City Council chiefs need to find over £100 million for vital flood defences

The huge works on the River Avon are expected to cost more than £216 million

Author: Alex Seabrook, LDRS ReporterPublished 30th Nov 2023
Last updated 21st Jul 2024

Bristol City Council chiefs still need to find over £100 million to fund major flood defences in the river Avon. The huge works are expected to cost more than £216 million with construction lasting a decade, but questions remain about who will pay for them.

Bristol faces an increasing risk of severe flooding due to rising sea levels as well as more frequent extreme storms and heavy rain. Meanwhile flood risk is stopping developers from being able to build thousands of homes the city needs to tackle the growing housing crisis.

Due to inflation, costs for the flood defences are expected to have risen from the previous estimate of £216 million, councillors were told at the growth and regeneration scrutiny commission on Monday, November 27. More details of the works are expected in January.

How the Temple Quarter regeneration area could flood without new defences

Shaun Hartley, project director for the Bristol Avon flood strategy, said: “We’ve currently got 1,300 existing properties at risk of a severe flood. If we do nothing, that becomes 4,500 existing properties by the end of the century.

“We’re around about the halfway mark in identifying capital funds for the project. We’ve got to prove we can close that gap to have confidence in delivering the scheme.”

The flood defence works will likely include upgrading the harbour gates and building new defences at St Philips Marsh and the western end of the Harbourside, as part of a regeneration project around the Cumberland Basin known as the “Western Harbour”. The new defences could enable the construction of 13,000 new homes.

According to Mr Hartley, about £108 million of funding has been identified to pay for the defences, from various sources, with at least another £108 million still needed to be found. However, this funding gap appears to have increased since October last year, when a cabinet meeting was told just £81 million was still needed to be found to pay for the works.

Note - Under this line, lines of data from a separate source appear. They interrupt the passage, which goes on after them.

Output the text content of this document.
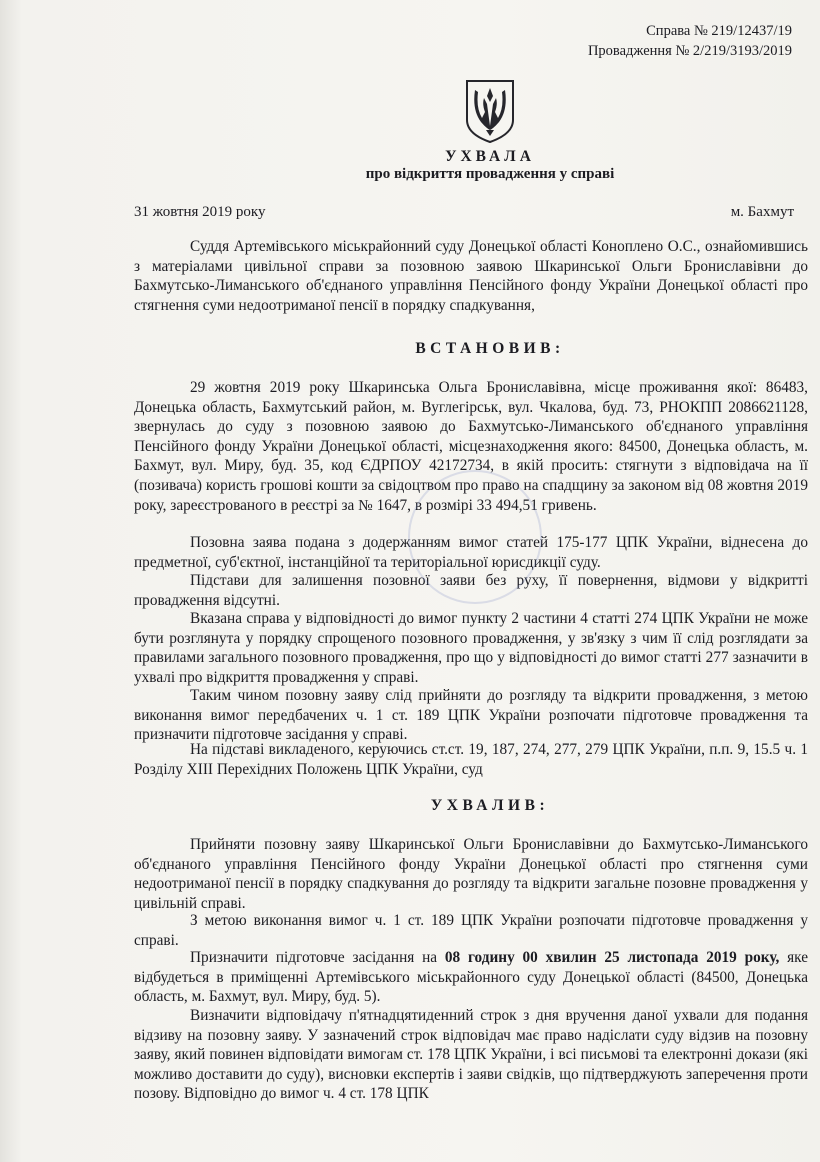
Справа № 219/12437/19
Провадження № 2/219/3193/2019
УХВАЛА
про відкриття провадження у справі
31 жовтня 2019 року	м. Бахмут

Суддя Артемівського міськрайонний суду Донецької області Коноплено О.С., ознайомившись з матеріалами цивільної справи за позовною заявою Шкаринської Ольги Брониславівни до Бахмутсько-Лиманського об'єднаного управління Пенсійного фонду України Донецької області про стягнення суми недоотриманої пенсії в порядку спадкування,

ВСТАНОВИВ:

29 жовтня 2019 року Шкаринська Ольга Брониславівна, місце проживання якої: 86483, Донецька область, Бахмутський район, м. Вуглегірськ, вул. Чкалова, буд. 73, РНОКПП 2086621128, звернулась до суду з позовною заявою до Бахмутсько-Лиманського об'єднаного управління Пенсійного фонду України Донецької області, місцезнаходження якого: 84500, Донецька область, м. Бахмут, вул. Миру, буд. 35, код ЄДРПОУ 42172734, в якій просить: стягнути з відповідача на її (позивача) користь грошові кошти за свідоцтвом про право на спадщину за законом від 08 жовтня 2019 року, зареєстрованого в реєстрі за № 1647, в розмірі 33 494,51 гривень.

Позовна заява подана з додержанням вимог статей 175-177 ЦПК України, віднесена до предметної, суб'єктної, інстанційної та територіальної юрисдикції суду.

Підстави для залишення позовної заяви без руху, її повернення, відмови у відкритті провадження відсутні.

Вказана справа у відповідності до вимог пункту 2 частини 4 статті 274 ЦПК України не може бути розглянута у порядку спрощеного позовного провадження, у зв'язку з чим її слід розглядати за правилами загального позовного провадження, про що у відповідності до вимог статті 277 зазначити в ухвалі про відкриття провадження у справі.

Таким чином позовну заяву слід прийняти до розгляду та відкрити провадження, з метою виконання вимог передбачених ч. 1 ст. 189 ЦПК України розпочати підготовче провадження та призначити підготовче засідання у справі.

На підставі викладеного, керуючись ст.ст. 19, 187, 274, 277, 279 ЦПК України, п.п. 9, 15.5 ч. 1 Розділу XIII Перехідних Положень ЦПК України, суд

УХВАЛИВ:

Прийняти позовну заяву Шкаринської Ольги Брониславівни до Бахмутсько-Лиманського об'єднаного управління Пенсійного фонду України Донецької області про стягнення суми недоотриманої пенсії в порядку спадкування до розгляду та відкрити загальне позовне провадження у цивільній справі.

З метою виконання вимог ч. 1 ст. 189 ЦПК України розпочати підготовче провадження у справі.

Призначити підготовче засідання на 08 годину 00 хвилин 25 листопада 2019 року, яке відбудеться в приміщенні Артемівського міськрайонного суду Донецької області (84500, Донецька область, м. Бахмут, вул. Миру, буд. 5).

Визначити відповідачу п'ятнадцятиденний строк з дня вручення даної ухвали для подання відзиву на позовну заяву. У зазначений строк відповідач має право надіслати суду відзив на позовну заяву, який повинен відповідати вимогам ст. 178 ЦПК України, і всі письмові та електронні докази (які можливо доставити до суду), висновки експертів і заяви свідків, що підтверджують заперечення проти позову. Відповідно до вимог ч. 4 ст. 178 ЦПК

The project team will ask the cabinet to sign off their outline business case in January. The next stage requires getting planning permission from different councils and signing off by the Environment Agency. Construction is expected to take place from 2027 to 2036.

Mr Hartley added: “If a flood does happen in the near future, then clearly the political environment could change and we might get a cash injection towards that capital gap. But nobody would ever wish that, of course.”